What are these wonderful women doing now?
October 2, 2010 • 11 Comments • Posted in baseball, blindness, Blogroll, Flo, travel, Uncategorized, writingHere’s an update on some of the women I’ve mentioned in recent blog posts.
Flo saw a nurse at her post-operative visit Thursday (the wonderful Janet drove her, of course!) and everything looks good. Her wounds are healing well, and (most important to Flo) some of the hair on her head is already starting to grow back.
Nancy Faust left a comment on that post I published about her last week!! “I am simply overwhelmed over being the subject of your beautifully written baseball experience commentary,” she wrote. “Please visit me Sunday.”
Sandra Murillo is doing so well at University of Illinois that she started volunteering to assist with ESL classes for Urbana Adult Education. Until last week, that is, when an email from the ESL program landed in Sandra’s advisor’s in box. The note said the program was “concerned” that Sandra was “not getting what she needed” out of her volunteer work. The note suggested other places for her to volunteer, all of them places that work with people who have disabilities. Sandra says she respects the disability field, but that wasn’t what she had in mind when she decided to volunteer. She’ll continue volunteering, but now she’ll mentor Latino students at Urbana Middle School instead. Link to Sandra’s blog to follow her progress – interesting stuff!
Hanna Bratman was in the audience with her son during my debut at the disability cabaret. “My son was hoping to talk to you afterwards,” she wrote in an email message. “he wanted to tell you how good you looked.” Dang. Sorry I missed them.

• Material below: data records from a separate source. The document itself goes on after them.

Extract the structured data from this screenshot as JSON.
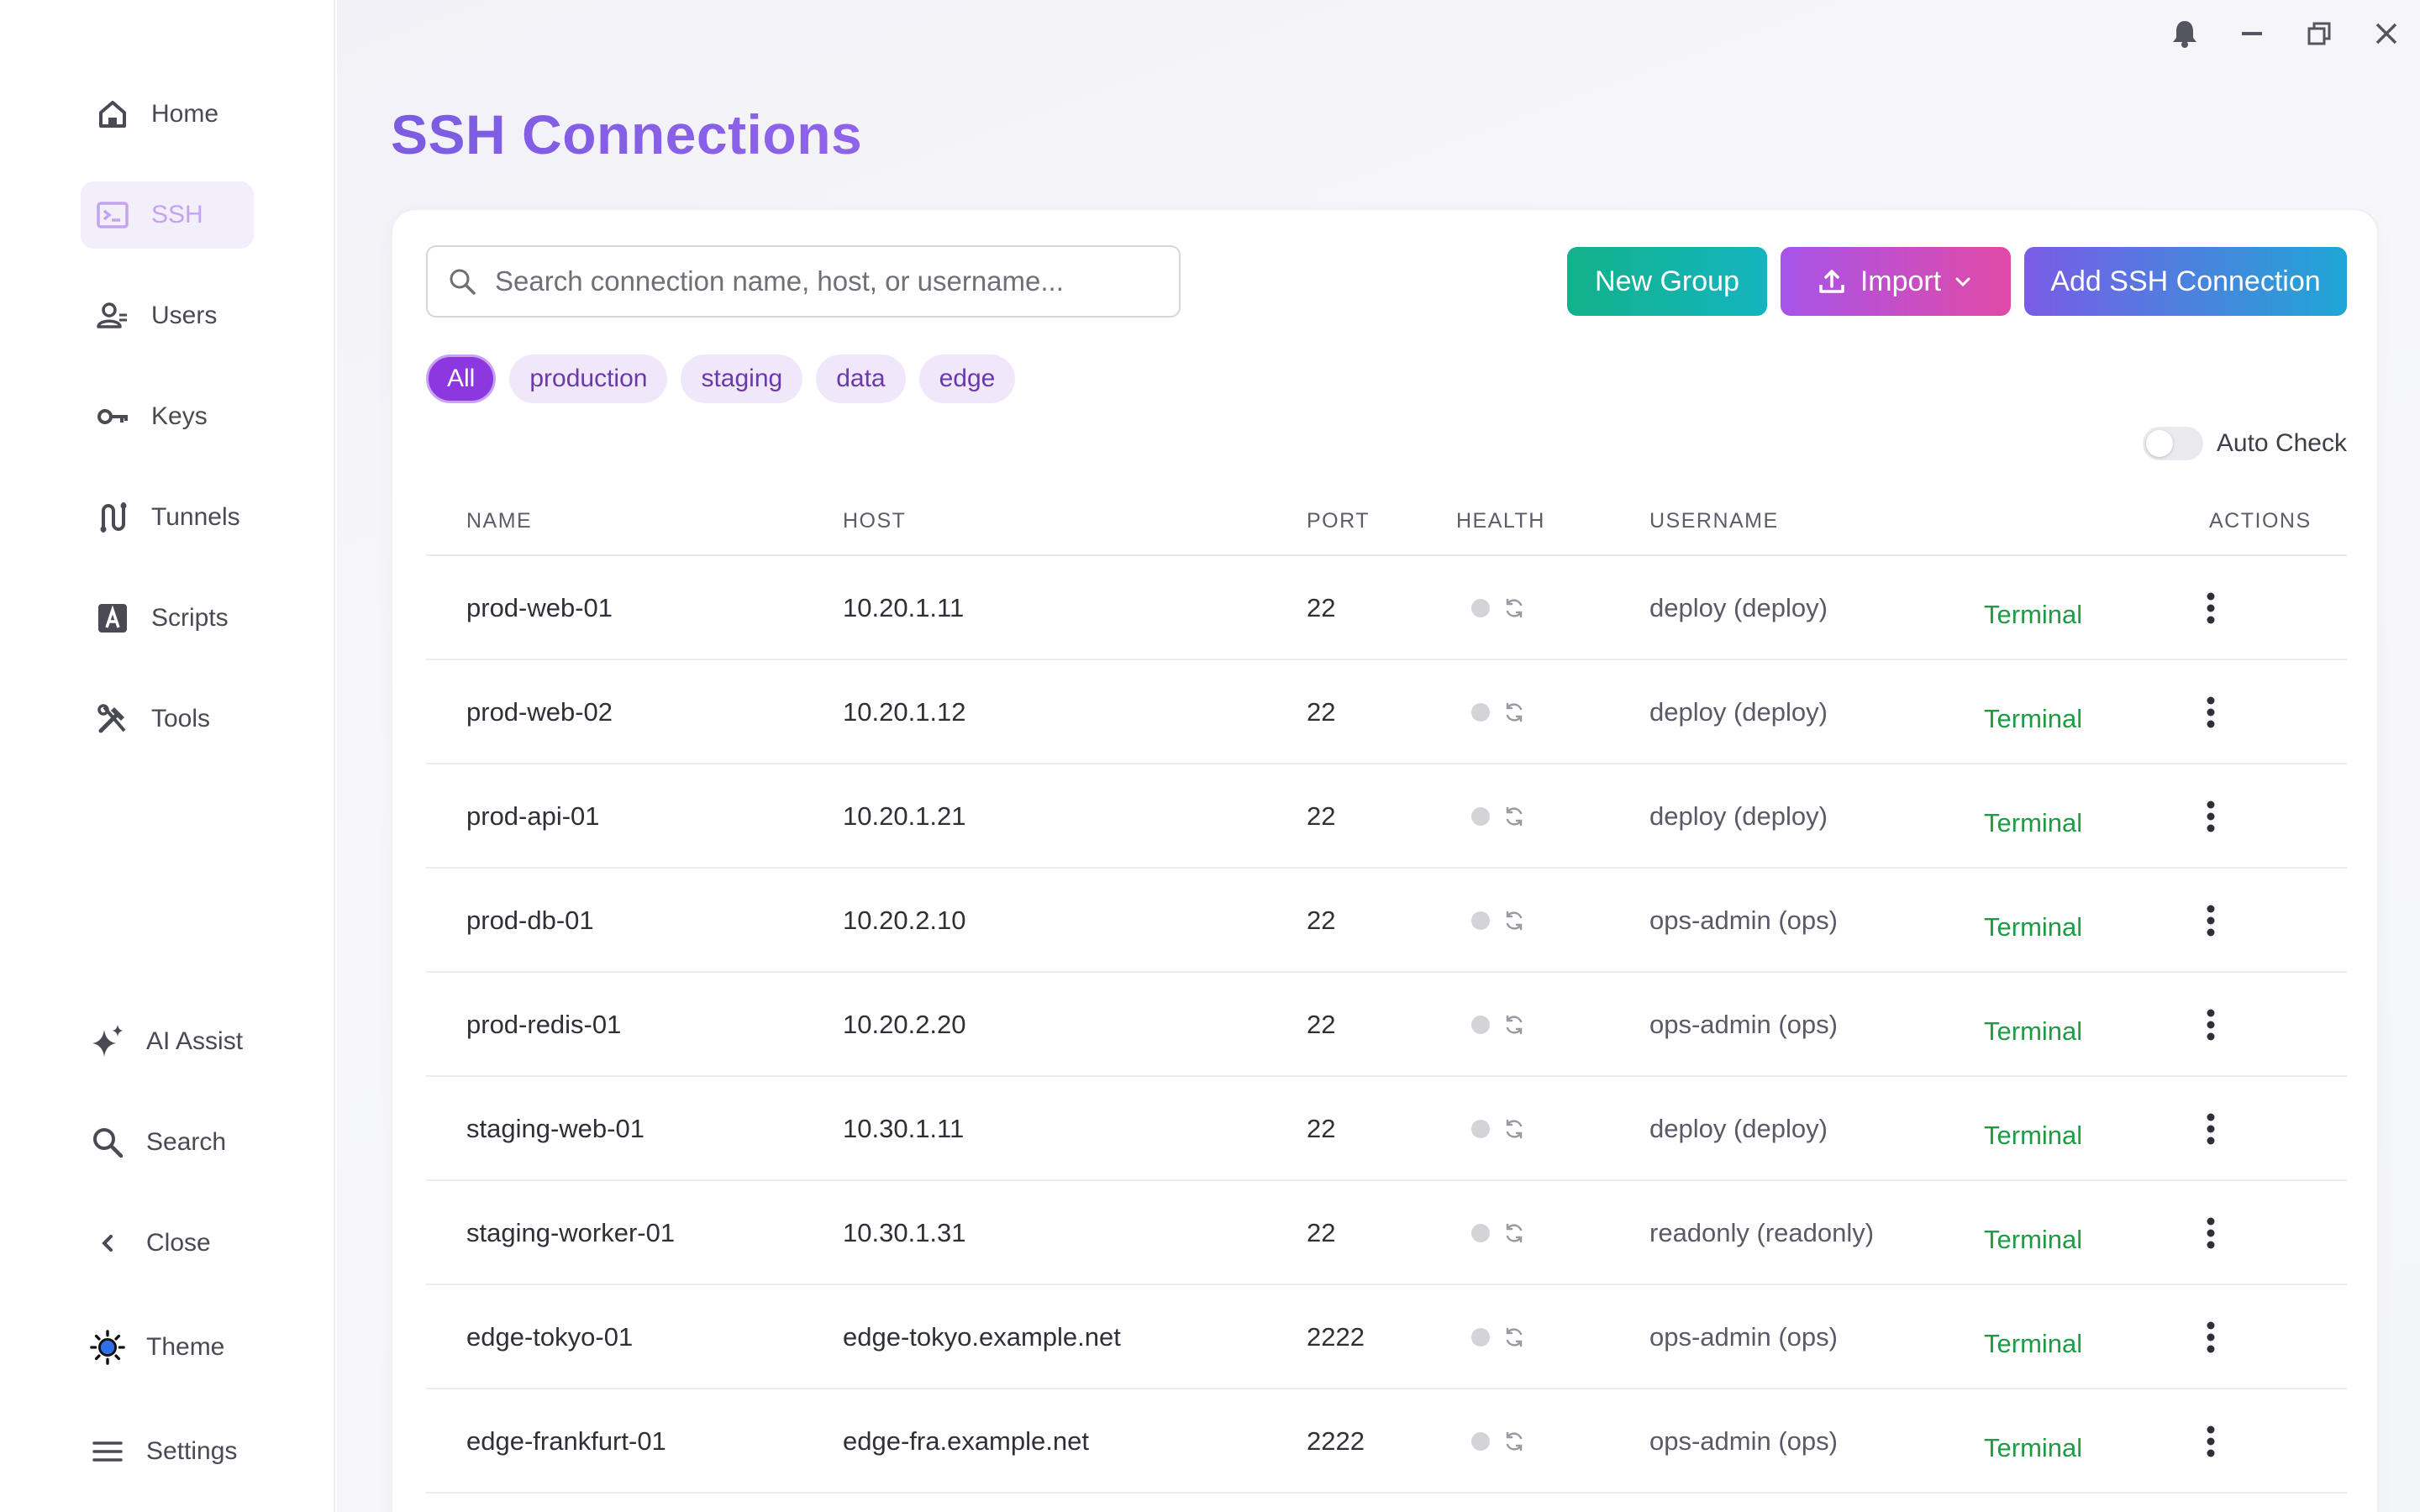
{
  "sidebar": {
    "items": [
      {
        "label": "Home",
        "icon": "home-icon"
      },
      {
        "label": "SSH",
        "icon": "terminal-icon",
        "active": true
      },
      {
        "label": "Users",
        "icon": "users-icon"
      },
      {
        "label": "Keys",
        "icon": "key-icon"
      },
      {
        "label": "Tunnels",
        "icon": "tunnel-icon"
      },
      {
        "label": "Scripts",
        "icon": "script-icon"
      },
      {
        "label": "Tools",
        "icon": "tools-icon"
      }
    ],
    "bottom": [
      {
        "label": "AI Assist",
        "icon": "sparkle-icon"
      },
      {
        "label": "Search",
        "icon": "search-icon"
      },
      {
        "label": "Close",
        "icon": "chevron-left-icon"
      },
      {
        "label": "Theme",
        "icon": "sun-icon"
      },
      {
        "label": "Settings",
        "icon": "menu-icon"
      }
    ]
  },
  "window": {
    "controls": [
      "bell-icon",
      "minimize-icon",
      "restore-icon",
      "close-icon"
    ]
  },
  "page": {
    "title": "SSH Connections"
  },
  "search": {
    "placeholder": "Search connection name, host, or username..."
  },
  "toolbar": {
    "new_group_label": "New Group",
    "import_label": "Import",
    "add_label": "Add SSH Connection"
  },
  "filters": [
    "All",
    "production",
    "staging",
    "data",
    "edge"
  ],
  "active_filter": "All",
  "auto_check": {
    "label": "Auto Check",
    "enabled": false
  },
  "table": {
    "columns": [
      "NAME",
      "HOST",
      "PORT",
      "HEALTH",
      "USERNAME",
      "ACTIONS"
    ],
    "action_label": "Terminal",
    "rows": [
      {
        "name": "prod-web-01",
        "host": "10.20.1.11",
        "port": "22",
        "username": "deploy (deploy)"
      },
      {
        "name": "prod-web-02",
        "host": "10.20.1.12",
        "port": "22",
        "username": "deploy (deploy)"
      },
      {
        "name": "prod-api-01",
        "host": "10.20.1.21",
        "port": "22",
        "username": "deploy (deploy)"
      },
      {
        "name": "prod-db-01",
        "host": "10.20.2.10",
        "port": "22",
        "username": "ops-admin (ops)"
      },
      {
        "name": "prod-redis-01",
        "host": "10.20.2.20",
        "port": "22",
        "username": "ops-admin (ops)"
      },
      {
        "name": "staging-web-01",
        "host": "10.30.1.11",
        "port": "22",
        "username": "deploy (deploy)"
      },
      {
        "name": "staging-worker-01",
        "host": "10.30.1.31",
        "port": "22",
        "username": "readonly (readonly)"
      },
      {
        "name": "edge-tokyo-01",
        "host": "edge-tokyo.example.net",
        "port": "2222",
        "username": "ops-admin (ops)"
      },
      {
        "name": "edge-frankfurt-01",
        "host": "edge-fra.example.net",
        "port": "2222",
        "username": "ops-admin (ops)"
      }
    ]
  },
  "colors": {
    "accent": "#7c5cdf",
    "terminal_link": "#1d9b45",
    "chip_bg": "#f0e7fb",
    "chip_active": "#8d37e1",
    "new_group": "#12b28a",
    "import": "#a654e8",
    "add": "#7a5be6"
  }
}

Francine Rich, the wonderful wise woman who published Hanni and Beth: Safe & Sound, was so taken by the excerpt of Hanna’s writing (published here last August) that she offered to assemble Hanna’s many, many personal essays into a publishable format. Stay tuned, someday soon we may all be vying for a good spot in line at Hanna’s booksigning.
My sister Bev is home safe & sound (gee, what a great title for a book!) from South Korea. She never did have to eat raw horse, but her son Brian surprised her with a mystery meat one night: pig intestine stuffed with noodles. “I told the waitress to hold the rectum,” he wrote in a comment to my blog about his mom and dad’s trip. “Seriously. No joke. They eat rectums here.”